Crescent-shaped Molecular Outflow from the Intermediate-mass Protostar DK Cha Revealed by ALMA

• Published in: The Astrophysical journal Vol. 945; no. 1; pp. 63 - 71
• Main Authors: Harada, Naoto, Tokuda, Kazuki, Yamasaki, Hayao, Sato, Asako, Omura, Mitsuki, Hirano, Shingo, Onishi, Toshikazu, Tachihara, Kengo, Machida, Masahiro N.
• Format: Journal Article
• Language: English
• Published: Philadelphia The American Astronomical Society 01.03.2023; IOP Publishing
• Subjects: Angular resolution; Angular velocity; Astrophysics; Circumstellar disks; Circumstellar envelopes; Emission; Molecular clouds; Outflow; Protostars; Radio telescopes; Star & galaxy formation; Star formation; Streamer formation; Velocity; Velocity gradient
• ISSN: 0004-637X; 1538-4357
• DOI: 10.3847/1538-4357/acb930

Abstract We report on an Atacama Large Millimeter/submillimeter Array study of the Class I or II intermediate-mass protostar DK Cha in the Chamaeleon II region.
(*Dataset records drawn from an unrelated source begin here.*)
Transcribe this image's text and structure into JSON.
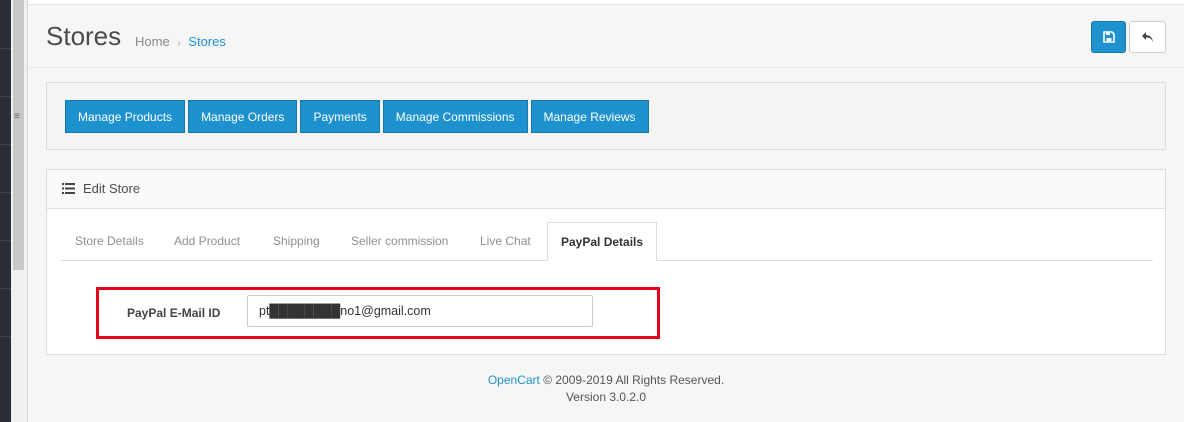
{
  "header": {
    "title": "Stores",
    "breadcrumb": {
      "home": "Home",
      "current": "Stores",
      "separator": "›"
    }
  },
  "actions": {
    "save_icon": "save-icon",
    "back_icon": "reply-icon"
  },
  "toolbar": {
    "buttons": [
      "Manage Products",
      "Manage Orders",
      "Payments",
      "Manage Commissions",
      "Manage Reviews"
    ]
  },
  "panel": {
    "title": "Edit Store",
    "tabs": [
      "Store Details",
      "Add Product",
      "Shipping",
      "Seller commission",
      "Live Chat",
      "PayPal Details"
    ],
    "active_tab": "PayPal Details"
  },
  "form": {
    "label": "PayPal E-Mail ID",
    "value": "pt████████no1@gmail.com"
  },
  "footer": {
    "link": "OpenCart",
    "copyright": "© 2009-2019 All Rights Reserved.",
    "version": "Version 3.0.2.0"
  },
  "colors": {
    "primary": "#1e91cf",
    "highlight": "#e2001a"
  }
}
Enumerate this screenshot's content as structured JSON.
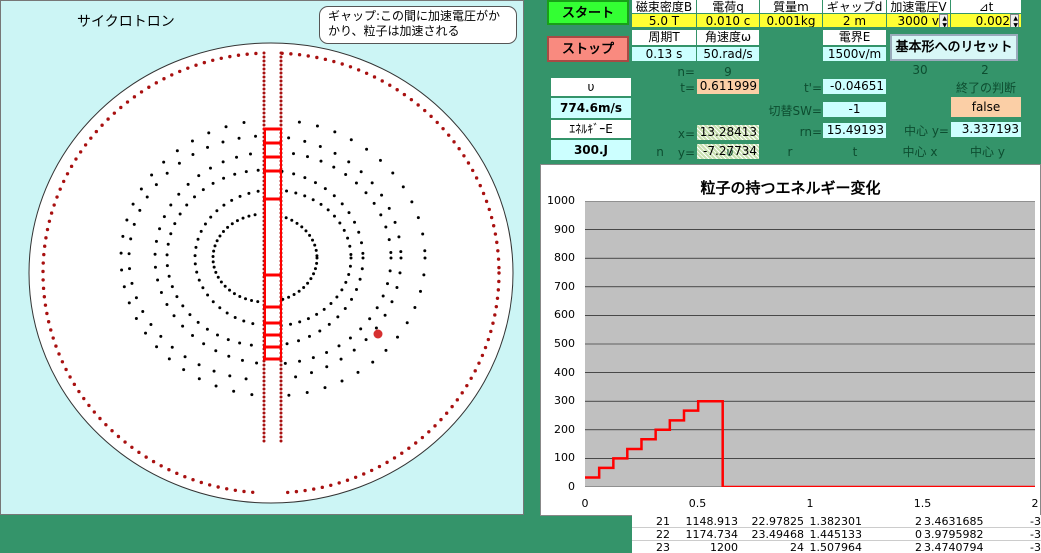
{
  "app": {
    "title": "サイクロトロン",
    "callout": "ギャップ:この間に加速電圧がかかり、粒子は加速される"
  },
  "buttons": {
    "start": "スタート",
    "stop": "ストップ",
    "reset": "基本形へのリセット"
  },
  "params": {
    "headers": [
      "磁束密度B",
      "電荷q",
      "質量m",
      "ギャップd",
      "加速電圧V",
      "⊿t"
    ],
    "values": [
      "5.0 T",
      "0.010 c",
      "0.001kg",
      "2 m",
      "3000 v",
      "0.002"
    ],
    "period_label": "周期T",
    "period_value": "0.13 s",
    "omega_label": "角速度ω",
    "omega_value": "50.rad/s",
    "efield_label": "電界E",
    "efield_value": "1500v/m",
    "extra1": "30",
    "extra2": "2"
  },
  "sim": {
    "v_label": "υ",
    "v_value": "774.6m/s",
    "e_label": "ｴﾈﾙｷﾞｰE",
    "e_value": "300.J",
    "n_label": "n=",
    "n_value": "9",
    "t_label": "t=",
    "t_value": "0.611999",
    "x_label": "x=",
    "x_value": "13.28413",
    "y_label": "y=",
    "y_value": "-7.27734",
    "tp_label": "t'=",
    "tp_value": "-0.04651",
    "sw_label": "切替SW=",
    "sw_value": "-1",
    "rn_label": "rn=",
    "rn_value": "15.49193",
    "end_label": "終了の判断",
    "end_value": "false",
    "cy_label": "中心 y=",
    "cy_value": "3.337193"
  },
  "table": {
    "headers": [
      "n",
      "υ",
      "r",
      "t",
      "中心 x",
      "中心 y"
    ],
    "rows": [
      [
        "21",
        "1148.913",
        "22.97825",
        "1.382301",
        "2",
        "3.4631685",
        "-3"
      ],
      [
        "22",
        "1174.734",
        "23.49468",
        "1.445133",
        "0",
        "3.9795982",
        "-3"
      ],
      [
        "23",
        "1200",
        "24",
        "1.507964",
        "2",
        "3.4740794",
        "-3"
      ]
    ]
  },
  "chart_data": {
    "type": "line",
    "title": "粒子の持つエネルギー変化",
    "xlabel": "",
    "ylabel": "",
    "xlim": [
      0,
      2
    ],
    "ylim": [
      0,
      1000
    ],
    "x_ticks": [
      "0",
      "0.5",
      "1",
      "1.5",
      "2"
    ],
    "y_ticks": [
      "0",
      "100",
      "200",
      "300",
      "400",
      "500",
      "600",
      "700",
      "800",
      "900",
      "1000"
    ],
    "grid": true,
    "legend": "none",
    "series": [
      {
        "color": "#ff0000",
        "x": [
          0,
          0.063,
          0.063,
          0.126,
          0.126,
          0.188,
          0.188,
          0.251,
          0.251,
          0.314,
          0.314,
          0.377,
          0.377,
          0.44,
          0.44,
          0.503,
          0.503,
          0.565,
          0.565,
          0.612,
          0.612,
          2
        ],
        "y": [
          33,
          33,
          67,
          67,
          100,
          100,
          133,
          133,
          167,
          167,
          200,
          200,
          233,
          233,
          267,
          267,
          300,
          300,
          300,
          300,
          0,
          0
        ]
      }
    ]
  }
}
The 12 CO( J = 2–1) images have an angular resolution of ∼1″ (∼250 au) and show high-velocity blueshifted (≳70 km s −1 ) and redshifted (≳50 km s −1 ) emissions, which have 3000 au scale crescent-shaped structures around the protostellar disk traced in the 1.3 mm continuum. Because the high-velocity components of the CO emission are associated with the protostar, we concluded that the emission traces the pole-on outflow. The blueshifted outflow lobe has a clear layered velocity gradient with a higher-velocity component located on the inner side of the crescent shape, which can be explained by a model of an outflow with a higher velocity in the inner radii. Based on the directly driven outflow scenario, we estimated the driving radii from the observed outflow velocities and found that the driving region extends over 2 orders of magnitude. The 13 CO emission traces a complex envelope structure with arc-like substructures with lengths of ∼1000 au. We identified the arc-like structures as streamers because they appear to be connected to a rotating infalling envelope. DK Cha is useful for understanding characteristics that are visible by looking at nearly face-on configurations of young protostellar systems, providing an alternative perspective for studying the star formation process.